La sensación invocada a partir de la textura cinematográfica es siempre de incompletud. Uno es invitado a habitar ese mundo para luego ser expulsado brutalmente. El universo se devela en particularidades que se exhiben y se esconden, se ofrecen y se arrebatan. El acceso es discontinuo: la sensación de no estar del todo. Y González deja en claro que esa forma de experiencia (la de la vida y la de su película) se corresponde a una organización clasista de la sociedad. Los héroes cotidianos del film se mueven por una ciudad erigida sobre los escombros de la exclusión. Esa es su lógica espacial: barrios divididos, festivales de represión policial sectarios, mercancías expuestas en vidrieras fantasmales. Estar adentro y afuera.

Cuando Lluvia de jaulas muestra los barrios populares, la musicalidad (del sonido, pero también del montaje) trama un registro más cotidiano y terrenal, aunque allí tampoco se pierde la ambivalencia. Una secuencia que traza el ritmo de los vecinos habitando el espacio público es cortado de lleno por la intromisión policial: la silueta de los oficiales se abre paso por las veredas, las luces azuloides de sus autos inundan el barrio (todos sus destellos deformados por la superficie frágil de la imagen digital). 

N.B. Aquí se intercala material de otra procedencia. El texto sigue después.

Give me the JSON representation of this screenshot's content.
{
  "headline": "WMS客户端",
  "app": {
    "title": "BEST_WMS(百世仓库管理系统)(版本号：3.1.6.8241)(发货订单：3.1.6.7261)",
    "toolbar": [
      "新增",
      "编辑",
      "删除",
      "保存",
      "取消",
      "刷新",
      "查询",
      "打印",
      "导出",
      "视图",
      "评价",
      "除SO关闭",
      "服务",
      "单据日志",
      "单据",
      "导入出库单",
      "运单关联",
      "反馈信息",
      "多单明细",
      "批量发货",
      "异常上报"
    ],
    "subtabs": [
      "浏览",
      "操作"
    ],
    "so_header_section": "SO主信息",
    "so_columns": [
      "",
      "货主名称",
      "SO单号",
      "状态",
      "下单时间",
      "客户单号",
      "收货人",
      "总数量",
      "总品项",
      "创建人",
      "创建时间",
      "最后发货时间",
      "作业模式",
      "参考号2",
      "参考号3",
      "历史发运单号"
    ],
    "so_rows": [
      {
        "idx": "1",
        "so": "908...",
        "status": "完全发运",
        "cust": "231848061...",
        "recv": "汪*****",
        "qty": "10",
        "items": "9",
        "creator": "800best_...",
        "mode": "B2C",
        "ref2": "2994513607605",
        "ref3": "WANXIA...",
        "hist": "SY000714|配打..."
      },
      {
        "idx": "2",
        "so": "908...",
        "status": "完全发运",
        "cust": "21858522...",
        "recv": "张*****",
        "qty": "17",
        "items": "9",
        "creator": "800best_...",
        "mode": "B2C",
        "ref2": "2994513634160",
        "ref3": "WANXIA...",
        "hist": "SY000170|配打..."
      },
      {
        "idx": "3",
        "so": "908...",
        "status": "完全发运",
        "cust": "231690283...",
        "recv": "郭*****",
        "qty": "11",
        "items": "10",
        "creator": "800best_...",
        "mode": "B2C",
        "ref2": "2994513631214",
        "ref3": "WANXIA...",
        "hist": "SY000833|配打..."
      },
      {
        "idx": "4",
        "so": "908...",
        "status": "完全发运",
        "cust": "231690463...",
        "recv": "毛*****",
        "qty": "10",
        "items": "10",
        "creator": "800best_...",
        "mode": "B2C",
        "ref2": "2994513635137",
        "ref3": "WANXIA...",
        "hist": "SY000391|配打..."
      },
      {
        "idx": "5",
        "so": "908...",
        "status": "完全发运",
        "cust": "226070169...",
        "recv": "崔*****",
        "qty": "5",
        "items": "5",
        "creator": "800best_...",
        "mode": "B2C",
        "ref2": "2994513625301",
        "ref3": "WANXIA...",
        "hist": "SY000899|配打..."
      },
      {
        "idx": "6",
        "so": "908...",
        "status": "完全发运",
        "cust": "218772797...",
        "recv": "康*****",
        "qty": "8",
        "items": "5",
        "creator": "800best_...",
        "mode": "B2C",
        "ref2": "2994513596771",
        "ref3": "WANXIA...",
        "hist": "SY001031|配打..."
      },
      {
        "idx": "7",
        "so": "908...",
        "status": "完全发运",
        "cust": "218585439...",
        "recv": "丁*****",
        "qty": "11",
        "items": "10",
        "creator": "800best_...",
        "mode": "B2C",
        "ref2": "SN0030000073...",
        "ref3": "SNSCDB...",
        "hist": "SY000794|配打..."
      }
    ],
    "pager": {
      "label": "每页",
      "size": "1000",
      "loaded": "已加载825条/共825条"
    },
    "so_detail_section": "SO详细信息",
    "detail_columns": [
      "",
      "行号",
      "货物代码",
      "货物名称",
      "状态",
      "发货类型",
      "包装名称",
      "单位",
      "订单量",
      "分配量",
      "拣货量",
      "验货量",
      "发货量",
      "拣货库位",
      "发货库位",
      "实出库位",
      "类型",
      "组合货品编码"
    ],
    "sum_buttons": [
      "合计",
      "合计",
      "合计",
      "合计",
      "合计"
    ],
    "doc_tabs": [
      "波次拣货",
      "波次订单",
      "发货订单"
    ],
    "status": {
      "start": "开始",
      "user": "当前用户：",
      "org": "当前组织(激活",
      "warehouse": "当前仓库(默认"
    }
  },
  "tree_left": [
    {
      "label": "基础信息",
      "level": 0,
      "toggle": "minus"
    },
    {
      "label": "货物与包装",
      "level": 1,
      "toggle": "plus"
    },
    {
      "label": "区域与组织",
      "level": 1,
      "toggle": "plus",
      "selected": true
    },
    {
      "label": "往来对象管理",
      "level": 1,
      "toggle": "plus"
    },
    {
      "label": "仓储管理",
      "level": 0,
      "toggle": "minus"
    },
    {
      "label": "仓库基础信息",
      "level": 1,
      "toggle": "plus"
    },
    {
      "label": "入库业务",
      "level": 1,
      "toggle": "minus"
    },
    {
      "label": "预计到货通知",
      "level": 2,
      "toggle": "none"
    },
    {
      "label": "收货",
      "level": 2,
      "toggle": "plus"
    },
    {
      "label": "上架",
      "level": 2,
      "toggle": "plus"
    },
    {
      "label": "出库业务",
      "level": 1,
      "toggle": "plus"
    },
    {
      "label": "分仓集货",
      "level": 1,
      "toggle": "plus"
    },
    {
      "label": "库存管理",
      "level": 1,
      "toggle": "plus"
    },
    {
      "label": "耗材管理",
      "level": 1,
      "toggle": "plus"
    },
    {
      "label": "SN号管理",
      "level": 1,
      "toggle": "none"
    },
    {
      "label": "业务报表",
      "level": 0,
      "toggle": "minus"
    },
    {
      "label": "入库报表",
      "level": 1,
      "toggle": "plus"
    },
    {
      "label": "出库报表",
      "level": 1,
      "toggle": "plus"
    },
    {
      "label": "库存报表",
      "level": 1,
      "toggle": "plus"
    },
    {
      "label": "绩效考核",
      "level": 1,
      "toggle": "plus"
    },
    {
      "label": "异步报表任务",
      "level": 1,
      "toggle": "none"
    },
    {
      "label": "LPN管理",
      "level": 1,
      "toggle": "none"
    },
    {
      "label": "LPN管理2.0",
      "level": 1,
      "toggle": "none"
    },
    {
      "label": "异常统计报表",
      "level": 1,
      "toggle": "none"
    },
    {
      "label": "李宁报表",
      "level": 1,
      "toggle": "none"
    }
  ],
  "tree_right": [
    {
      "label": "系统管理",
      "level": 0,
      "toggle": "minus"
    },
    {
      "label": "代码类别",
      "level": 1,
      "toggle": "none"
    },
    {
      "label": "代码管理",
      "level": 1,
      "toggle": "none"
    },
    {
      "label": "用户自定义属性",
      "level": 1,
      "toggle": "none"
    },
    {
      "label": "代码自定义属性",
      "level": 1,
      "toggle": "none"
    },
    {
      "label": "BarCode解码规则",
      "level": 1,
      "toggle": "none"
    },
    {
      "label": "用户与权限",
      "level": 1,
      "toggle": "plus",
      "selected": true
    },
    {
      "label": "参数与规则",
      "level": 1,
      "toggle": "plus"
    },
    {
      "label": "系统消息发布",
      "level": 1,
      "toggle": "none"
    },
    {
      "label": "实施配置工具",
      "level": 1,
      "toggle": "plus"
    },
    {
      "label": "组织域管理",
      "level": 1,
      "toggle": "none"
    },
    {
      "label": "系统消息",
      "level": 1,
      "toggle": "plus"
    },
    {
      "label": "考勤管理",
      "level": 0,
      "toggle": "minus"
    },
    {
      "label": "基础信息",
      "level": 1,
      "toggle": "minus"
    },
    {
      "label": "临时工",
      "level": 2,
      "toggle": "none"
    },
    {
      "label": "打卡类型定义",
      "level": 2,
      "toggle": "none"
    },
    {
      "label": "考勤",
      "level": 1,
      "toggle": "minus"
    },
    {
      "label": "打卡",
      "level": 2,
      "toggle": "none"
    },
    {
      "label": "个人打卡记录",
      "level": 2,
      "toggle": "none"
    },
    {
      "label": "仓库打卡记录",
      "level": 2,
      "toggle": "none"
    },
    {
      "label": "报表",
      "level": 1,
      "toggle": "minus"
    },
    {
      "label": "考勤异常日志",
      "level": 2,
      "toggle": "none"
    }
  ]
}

Nada de lo que hace César González se acerca a las tradiciones del registro directo o del documental del yo-yo subjetivo que tanto domestica al cine argentino reciente. Nada de lo que se muestra intenta pasar por una filmación no mediada ni por un relato refugiado en la relatividad de la primera persona. Foto: Gentileza



En otro momento, se trata de una escena de año nuevo. Las familias se besan y se abrazan en las calles del barrio, pero los fuegos artificiales que brillan y explotan en el cielo suenan como tiros. Eso es parte del estilo de González: la combinación concentrada de violencia aplastante y melancolía, de angustia cruda y destellos vitales. Porque incluso en su visión sombría, Lluvia de jaulas no deja de indagar los intersticios de luminosidad. Ahí, sus protagonistas siguen aferrándose al deseo en medio de la tempestad: esa es la imagen de Elías, el pibe que esquivó balas, que perdió dos hermanos a manos de la policía y que sigue bailando para la cámara.

Con todo eso (en su tracción de afectos, poéticas y políticas), el film de César González se despliega lúcidamente. Su mayor singularidad es un doble reconocimiento. El de señalar la arquitectura de la ciudad como una formación social opresiva, claro. Pero también el de responder con su propia edificación: la construcción de una espacialidad cinematográfica ambivalente, cuyas regularidades y variaciones permiten establecer nuevas conexiones, nuevas maneras de experimentar esa ciudad lúgubre. Es el estallido de una percepción, liberada por las lavas del cine.